Kita manusia itu sifatnya lupa ... dengan Pancasila itu diingatkan kita bahwa ada Pancasila. Kalau sekali-sekali kita berbuat salah, diingatkan kita, sehingga kita harus kembali ke jalan yang lurus. Itulah gunanya Pancasila itu. Bukan sekedar untuk dihapalkan di bibir saja. Hapalkan, jalankan dengan bukti. (M. Hatta, 1980)

Ilmu ekonomi yang kita ajarkan kepada mahasiswa kita sekarang yang sudah kita ajarkan sejak medio lima puluhan adalah ilmu ekonomi yang keliru dan tak bermoral, yang tidak memihak pada rakyat miskin kita. Adalah panggilan sosial dan panggilan moral kita pakar-pakar ekonomi untuk berubah, dan mengoreksi diri menjadi pejuang-pejuang yang harus mampu bekerja keras mewujudkan keadilan sosial bagi seluruh rakyat Indonesia, tujuan akhir ideologi dan dasar NKRI yang diproklamasikan pada 17 Agustus 1945.

Penutup

Krisis moneter (krismon) yang setelah hampir 7 tahun belum juga terselesaikan harus memaksa pakar-pakar ekonomi Indonesia berpikir keras “tidakkah ada yang salah dalam pemikiran ekonomi para teknokrat kita, yang pada awal Orde Baru telah menjadi pahlawan-pahlawan pembangunan ekonomi Indonesia?”

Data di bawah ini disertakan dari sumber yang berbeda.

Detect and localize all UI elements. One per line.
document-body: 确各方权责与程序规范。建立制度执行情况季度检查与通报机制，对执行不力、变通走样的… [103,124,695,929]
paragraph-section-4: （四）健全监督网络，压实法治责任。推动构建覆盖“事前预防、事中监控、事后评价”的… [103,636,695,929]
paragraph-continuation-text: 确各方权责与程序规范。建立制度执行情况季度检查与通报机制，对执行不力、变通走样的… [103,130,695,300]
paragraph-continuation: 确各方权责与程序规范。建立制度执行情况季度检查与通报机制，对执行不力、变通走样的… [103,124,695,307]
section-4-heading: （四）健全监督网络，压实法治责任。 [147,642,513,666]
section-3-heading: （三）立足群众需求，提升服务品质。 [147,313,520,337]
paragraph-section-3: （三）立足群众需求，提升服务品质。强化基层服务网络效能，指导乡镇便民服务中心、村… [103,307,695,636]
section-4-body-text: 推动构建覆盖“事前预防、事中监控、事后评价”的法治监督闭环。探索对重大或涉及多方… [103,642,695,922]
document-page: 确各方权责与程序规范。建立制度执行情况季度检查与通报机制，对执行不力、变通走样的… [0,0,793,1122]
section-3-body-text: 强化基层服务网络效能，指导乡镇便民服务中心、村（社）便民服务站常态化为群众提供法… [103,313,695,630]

Salah satu kekeliruan fatal adalah kelalaian telah mengabaikan ideologi Pancasila, khususnya nasionalisme. Jika mereka menganut ajaran ekonomi Barat secara konsekuen bahwa “the very nature of economics is rooted in nationalism”, kiranya cukup aneh mereka dengan sadar mengabaikannya.

In the mids of all the confusion, there is one solid unchanging lump of ideology that we take so much for granted that it is rarely noticed –that is nationalism.

The hard-headed classicals made no bone about it. They were arguing against the narrow nationalism of Mercantilists in favour of a more far-sighted policy, but they were in favor of Free Trade because it was good for Great Britain, not because it was good for the world (Joan Robinson, 1993: 167).

Ilmu ekonomi yang kita ajarkan kepada mahasiswa kita (bahkan sejak di sekolah-sekolah lanjutan) harus yang nasionalistik, bermoral, dan berasas kerakyatan, dan harus mampu mengarahkan pemikiran ekonomi anak-anak muda kita pada upaya-upaya mewujudkan keadilan sosial. Kemiskinan adalah salah satu bentuk ketidakadilan sosial yang harus kita berantas sampai ke akar-akarnya.

Adalah dosa besar dan merupakan pengkhianatan pada para pendiri negara jika kita para ekonom sekedar menjadi jurubicara dan penyebar ajaran-ajaran sesat ekonomi kapitalis-neoliberal.